As site director for the institute, she leads the academic program and oversees and observes the teaching methods of 30 employees who teach seven or eight languages with 10 dialects in each language.

She encourages her instructors to get advanced degrees. While working with AU to enroll her instructors in Master of Education programs, she learned about the doctorate in educational innovation.

“For me, educational innovation was a very interesting topic. I thought it was only about technology but it’s not only about technology. It’s how to become innovative in education in all the aspects of education,” she said. “That encouraged me to actually go ahead and pursue my education, a doctoral program, in educational innovation with a specialization in educational leadership, because this is actually what I do now.”

Her pursuit of her doctorate inspired friends and family to begin pursuing their own education, and her daughter, Shahad Idries, is following in her mother’s footsteps. She’ll graduate this year with a Bachelor of Arts in Education from Augusta University’s College of Education.

Omer-Attia said she could not have done this without the support, motivation and encouragement of her husband and family. She feels the program has been a rich learning experience for her, not only through the material but also from other members of her cohort.

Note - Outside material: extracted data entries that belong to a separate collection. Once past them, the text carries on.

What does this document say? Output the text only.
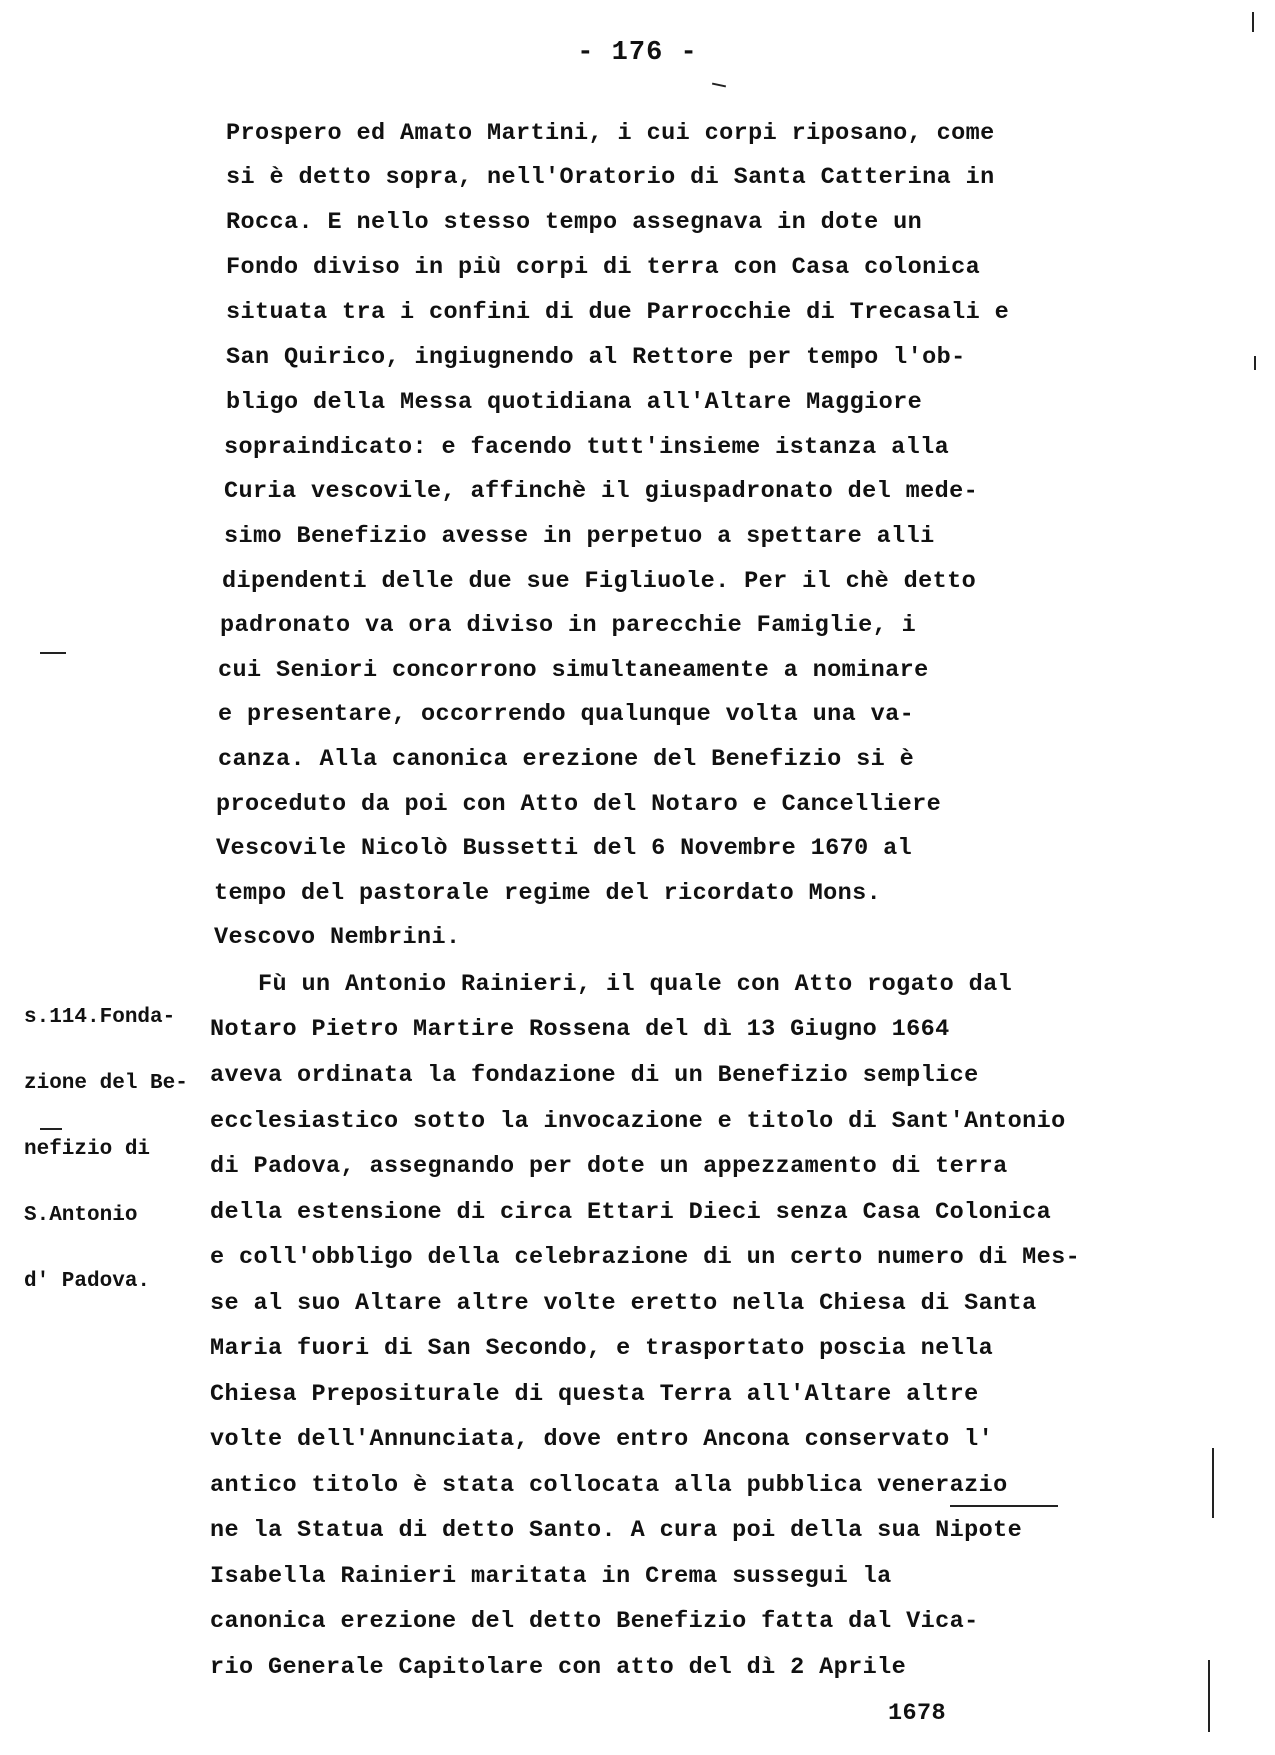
- 176 -

s.114.Fonda-

zione del Be-

nefizio di

S.Antonio

d' Padova.

Prospero ed Amato Martini, i cui corpi riposano, come
si è detto sopra, nell'Oratorio di Santa Catterina in
Rocca. E nello stesso tempo assegnava in dote un
Fondo diviso in più corpi di terra con Casa colonica
situata tra i confini di due Parrocchie di Trecasali e
San Quirico, ingiugnendo al Rettore per tempo l'ob-
bligo della Messa quotidiana all'Altare Maggiore
sopraindicato: e facendo tutt'insieme istanza alla
Curia vescovile, affinchè il giuspadronato del mede-
simo Benefizio avesse in perpetuo a spettare alli
dipendenti delle due sue Figliuole. Per il chè detto
padronato va ora diviso in parecchie Famiglie, i
cui Seniori concorrono simultaneamente a nominare
e presentare, occorrendo qualunque volta una va-
canza. Alla canonica erezione del Benefizio si è
proceduto da poi con Atto del Notaro e Cancelliere
Vescovile Nicolò Bussetti del 6 Novembre 1670 al
tempo del pastorale regime del ricordato Mons.
Vescovo Nembrini.
Fù un Antonio Rainieri, il quale con Atto rogato dal
Notaro Pietro Martire Rossena del dì 13 Giugno 1664
aveva ordinata la fondazione di un Benefizio semplice
ecclesiastico sotto la invocazione e titolo di Sant'Antonio
di Padova, assegnando per dote un appezzamento di terra
della estensione di circa Ettari Dieci senza Casa Colonica
e coll'obbligo della celebrazione di un certo numero di Mes-
se al suo Altare altre volte eretto nella Chiesa di Santa
Maria fuori di San Secondo, e trasportato poscia nella
Chiesa Prepositurale di questa Terra all'Altare altre
volte dell'Annunciata, dove entro Ancona conservato l'
antico titolo è stata collocata alla pubblica venerazio
ne la Statua di detto Santo. A cura poi della sua Nipote
Isabella Rainieri maritata in Crema sussegui la
canonica erezione del detto Benefizio fatta dal Vica-
rio Generale Capitolare con atto del dì 2 Aprile
1678
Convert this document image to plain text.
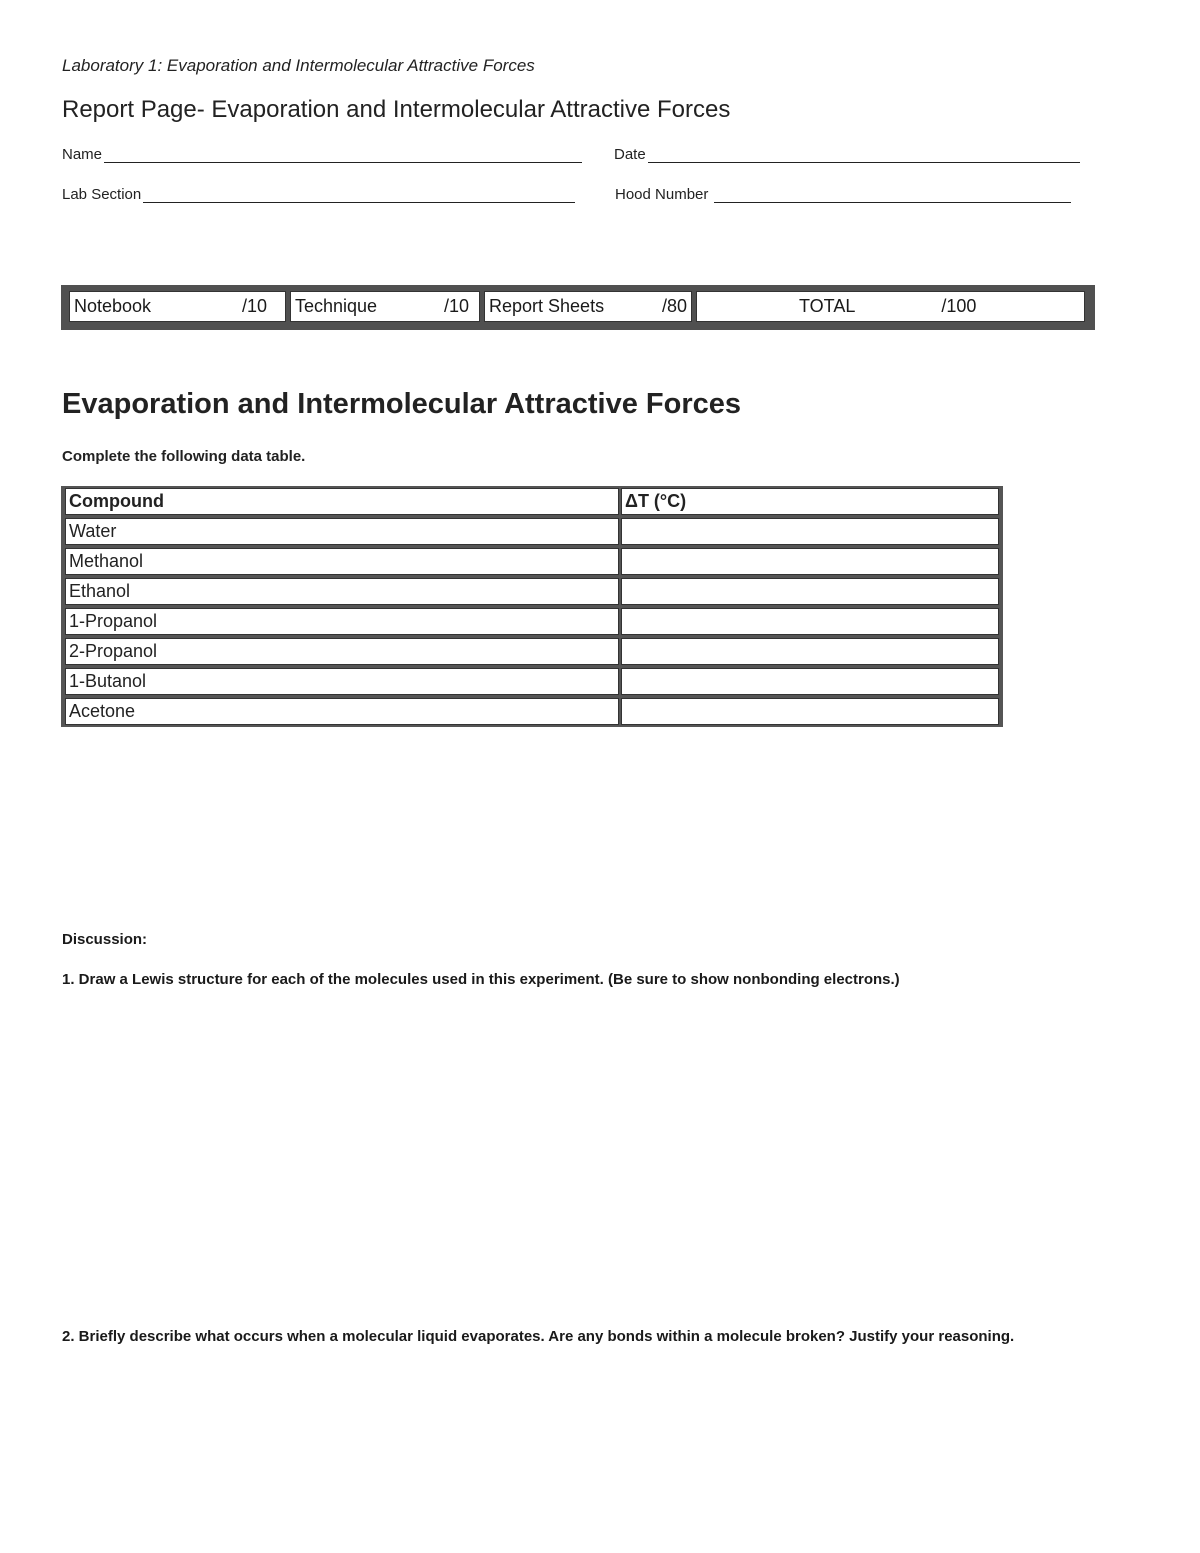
Laboratory 1: Evaporation and Intermolecular Attractive Forces
Report Page- Evaporation and Intermolecular Attractive Forces
Name	Date
Lab Section	Hood Number
Notebook	/10	Technique	/10	Report Sheets	/80	TOTAL	/100
Evaporation and Intermolecular Attractive Forces
Complete the following data table.
Compound	ΔT (°C)
Water	
Methanol	
Ethanol	
1-Propanol	
2-Propanol	
1-Butanol	
Acetone	
Discussion:
1. Draw a Lewis structure for each of the molecules used in this experiment. (Be sure to show nonbonding electrons.)
2. Briefly describe what occurs when a molecular liquid evaporates. Are any bonds within a molecule broken? Justify your reasoning.
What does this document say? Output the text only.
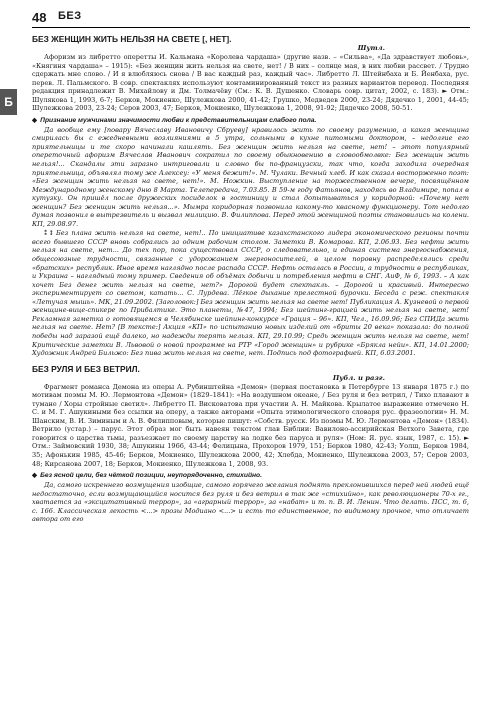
48 БЕЗ
Б
БЕЗ ЖЕНЩИН ЖИТЬ НЕЛЬЗЯ НА СВЕТЕ [, НЕТ].
Шутл.

Афоризм из либретто оперетты И. Кальмана «Королева чардаша» (другие назв. – «Сильва», «Да здравствует любовь», «Княгиня чардаша» – 1915): «Без женщин жить нельзя на свете, нет! / В них – солнце мая, в них любви рассвет. / Трудно сдержать мне слово. / И я влюбляюсь снова / В вас каждый раз, каждый час». Либретто Л. Штейнбаха и Б. Йенбаха, рус. перев. Л. Пальмского. В совр. спектаклях используют контаминированный текст из разных вариантов перевод. Последняя редакция принадлежит В. Михайлову и Дм. Толмачёву (См.: К. В. Душенко. Словарь совр. цитат, 2002, с. 183). ► Отм.: Шуляковa 1, 1993, 6-7; Берков, Мокиенко, Шулежкова 2000, 41-42; Грушко, Медведев 2000, 23-24; Дядечко 1, 2001, 44-45; Шулежкова 2003, 23-24; Серов 2003, 47; Берков, Мокиенко, Шулежкова 1, 2008, 91-92; Дядечко 2008, 50-51.

◆ Признание мужчинами значимости любви к представительницам слабого пола.

Да вообще ему [повару Вячеславу Ивановичу Сбруеву] нравилось жить по своему разумению, а какая женщина смирилась бы с ежедневными возлияниями в 5 утра, сольными в кухне питомыми доктором, – недолгие его приятельницы и те скоро начинали кашлять. Без женщин жить нельзя на свете, нет! – этот популярный опереточный афоризм Вячеслав Иванович сократил по своему обыкновению в словообмолвке: Без женщин жить нельзя!... Скандалы эти заразно интриговали и словно бы по-французски, так что, когда заходила очередная приятельница, объявлял тому же Алексеу: «У меня бежит!». М. Чулаки. Вечный хлеб. И как сказал восторженно поэт: «Без женщин жить нельзя на свете, нет!». М. Ножкин. Выступление на торжественном вечере, посвящённом Международному женскому дню 8 Марта. Телепередача, 7.03.85. В 59-м году Фатьянов, находясь во Владимире, попал в кутузку. Он пришёл после дружеских посиделок в гостиницу и стал допытываться у коридорной: «Почему нет женщин? Без женщин жить нельзя...». Мымра коридорная позвонила какому-то квасному функционеру. Тот недолго думая позвонил в вытрезвитель и вызвал милицию. В. Филиппова. Перед этой женщиной поэты становились на колени. КП, 29.08.97.

⁑↕ Без плана жить нельзя на свете, нет!.. По инициативе казахстанского лидера экономического регионы почти всего бывшего СССР вновь собрались за одним рабочим столом. Заметки В. Комарова. КП, 2.06.93. Без нефти жить нельзя на свете, нет... До тех пор, пока существовал СССР, о следовательно, и единая система энергоснабжения, общесоюзные трудности, связанные с удорожанием энергоносителей, в целом поровну распределялись среди «братских» республик. Иное время наглядно после распада СССР. Нефть осталась в России, а трудности в республиках, и Украина – наглядный тому пример. Сведения об объёмах добычи и потребления нефти в СНГ. АиФ, № 6, 1993. – А как хочет Без денег жить нельзя на свете, нет?» Дорогой будет спектакль. – Дорогой и красивый. Интересно экспериментирует со светом, катать... С. Лурдева. Лёгкое дыхание прелестной бурочки. Беседа с реж. спектакля «Летучая мышь». МК, 21.09.2002. [Заголовок:] Без женщин жить нельзя на свете нет! Публикация А. Кузневой о первой женщине-вице-спикере по Прибалтике. Это планеты, №47, 1994; Без шейпинг-грацией жить нельзя на свете, нет! Рекламная заметка о готовящемся в Челябинске шейпинг-конкурсе «Грация – 96». КП, Чел., 16.09.96; Без СПИДа жить нельзя на свете. Нет? [В тексте:] Акция «КП» по испытанию новых изделий от «бриты 20 века» показала: до полной победы над заразой ещё далеко, но надежды терять нельзя. КП, 29.10.99; Средь женщин жить нельзя на свете, нет! Критические заметки В. Львовой о новой программе на РТР «Город женщин» и рубрике «Брякла нейи». КП, 14.01.2000; Художник Андрей Бильжо: Без пива жить нельзя на свете, нет. Подпись под фотографией. КП, 6.03.2001.

БЕЗ РУЛЯ И БЕЗ ВЕТРИЛ.
Публ. и разг.

Фрагмент романса Демона из оперы А. Рубинштейна «Демон» (первая постановка в Петербурге 13 января 1875 г.) по мотивам поэмы М. Ю. Лермонтова «Демон» (1829–1841): «На воздушном океане, / Без руля и без ветрил, / Тихо плавают в тумане / Хоры стройные светил». Либретто П. Висковатова при участии А. Н. Майкова. Крылатое выражение отмечено Н. С. и М. Г. Ашукиными без ссылки на оперу, а также авторами «Опыта этимологического словаря рус. фразеологии» Н. М. Шанским, В. И. Зиминым и А. В. Филипповым, которые пишут: «Собств. русск. Из поэмы М. Ю. Лермонтова «Демон» (1834). Ветрило (устар.) – парус. Этот образ мог быть навеян текстом глав Библии: Вавилоно-ассирийская Ветхого Завета, где говорится о царства тьмы, разъезжает по своему царству на лодке без паруса и руля» (Ном: Я. рус. язык, 1987, с. 15). ► Отм.: Займовский 1930, 38; Ашукины 1966, 43-44; Фелицына, Прохоров 1979, 151; Берков 1980, 42-43; Уолш, Берков 1984, 35; Афонькин 1985, 45-46; Берков, Мокиенко, Шулежкова 2000, 42; Хлебда, Мокиенко, Шулежкова 2003, 57; Серов 2003, 48; Кирсанова 2007, 18; Берков, Мокиенко, Шулежкова 1, 2008, 93.

◆ Без ясной цели, без чёткой позиции, неупорядоченно, стихийно.

Да, самого искреннего возмущения изобщие, самого горячего желания поднять преклонившихся перед ней людей ещё недостаточно, если возмущающийся носится без руля и без ветрил в так же «стихийно», как революционеры 70-х гг., хватается за «эксцитативный террор», за «аграрный террор», за «набат» и т. п. В. И. Ленин. Что делать. ПСС, т. 6, с. 166. Классическая лекость <...> прозы Модиано <...> и есть то единственное, по видимому прочное, что отличает автора от его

With her degree, she will also virtually assist teachers in Germany and San Antonio, Texas, to become better educators. She said her instructors’ students are military, so teaching culture, for instance, has to be done in a way that encourages and motivates them to learn it. This actually became the basis for her doctoral dissertation.

“How do we encourage these folks to speak, and then learn the other skills of the language? So now that I have a plan and the professors here approve of it, that’s exactly my intention now — to help them learn the language better,” she said.

“So how that I have a plan and the professors here approve of it, that's exactly my intention now — to help them learn the language better.”